L'Hôpital Riviera-Chablais, situé à Rennaz (VD), a été obligé de mettre en place un système de contrôle pour éviter les vols de masques et de gels hydro-alcooliques. © Keystone/Cyril Zingaro L'Hôpital Riviera-Chablais, situé à Rennaz (VD), a été obligé de mettre en place un système de contrôle pour éviter les vols de masques et de gels hydro-alcooliques.
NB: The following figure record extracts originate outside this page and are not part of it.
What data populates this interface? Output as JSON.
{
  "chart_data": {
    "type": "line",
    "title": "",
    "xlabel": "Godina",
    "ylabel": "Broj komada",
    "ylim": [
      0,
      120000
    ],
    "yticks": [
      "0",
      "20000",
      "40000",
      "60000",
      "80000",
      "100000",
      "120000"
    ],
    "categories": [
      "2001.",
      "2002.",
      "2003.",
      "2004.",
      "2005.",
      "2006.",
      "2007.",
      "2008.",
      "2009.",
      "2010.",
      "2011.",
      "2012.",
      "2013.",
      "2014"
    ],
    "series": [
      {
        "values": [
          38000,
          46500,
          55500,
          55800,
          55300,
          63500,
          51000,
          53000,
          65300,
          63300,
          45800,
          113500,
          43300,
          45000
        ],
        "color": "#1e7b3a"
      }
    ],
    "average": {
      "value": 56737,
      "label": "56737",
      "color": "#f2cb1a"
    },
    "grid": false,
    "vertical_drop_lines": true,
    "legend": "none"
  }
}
Humiliés, insultés, rabaissés. Plusieurs collaborateurs de l'Hôpital Riviera-Chablais (HRC) se plaignent d'être «fouillés de la tête aux pieds» lorsqu'ils quittent leur travail. D'autres trouvent cela «honteux et choquant». Un autre: «Ils nous prennent pour des voleurs, alors qu'ailleurs le personnel hospitalier est traité en héros.» Les réactions sont vives chez certains et les consignes visiblement mal comprises. Pourtant les mesures prises par la direction de l'HRC depuis environ trois semaines visent précisément à protéger les employés et, partant, les patients.

Diminution inquiétante

«Nous ne fouillons personne de la tête aux pieds. Le contrôle réalisé se limite à regarder, sans toucher, l’intérieur des sacs du personnel à la sortie. C'est un contrôle visuel pour vérifier que personne n'emporte des boîtes complètes pour une utilisation externe», réagit fermement la secrétaire générale du nouvel hôpital, Sandra Blank, Au début de la pandémie, nous avons effectivement constaté une diminution importante des stocks de masques et de solutions hydro-alcooliques. Pas de gants. Nous avons craint que nos employés ne puissent plus travailler dans des conditions sécuritaires pour traiter les patients.»

Contrôles dissuasifs

Ces disparitions ont été jugées suffisantes pour éveiller de solides inquiétudes. L'établissement hospitalier a ainsi décidé de poster un agent de sécurité à la porte de sortie du personnel. Sandra Blank de l'Hôpital Riviera-Chablais de clarifier: «Depuis plus de trois semaines, nous faisons effectivement ces contrôles. Ça dissuade. Nos stocks ne baissent plus. Avec les difficultés d'approvisionnement que nous avons, nous ne pouvions pas laisser faire. Ces vols ne sont pas spécifiques à notre hôpital. Il est vrai que nous avons pris nos mesures propres. Je crois que celles-ci sont plutôt bien acceptées par nos collaborateurs, eux-mêmes inquiets de manquer de matériel qui les protège.»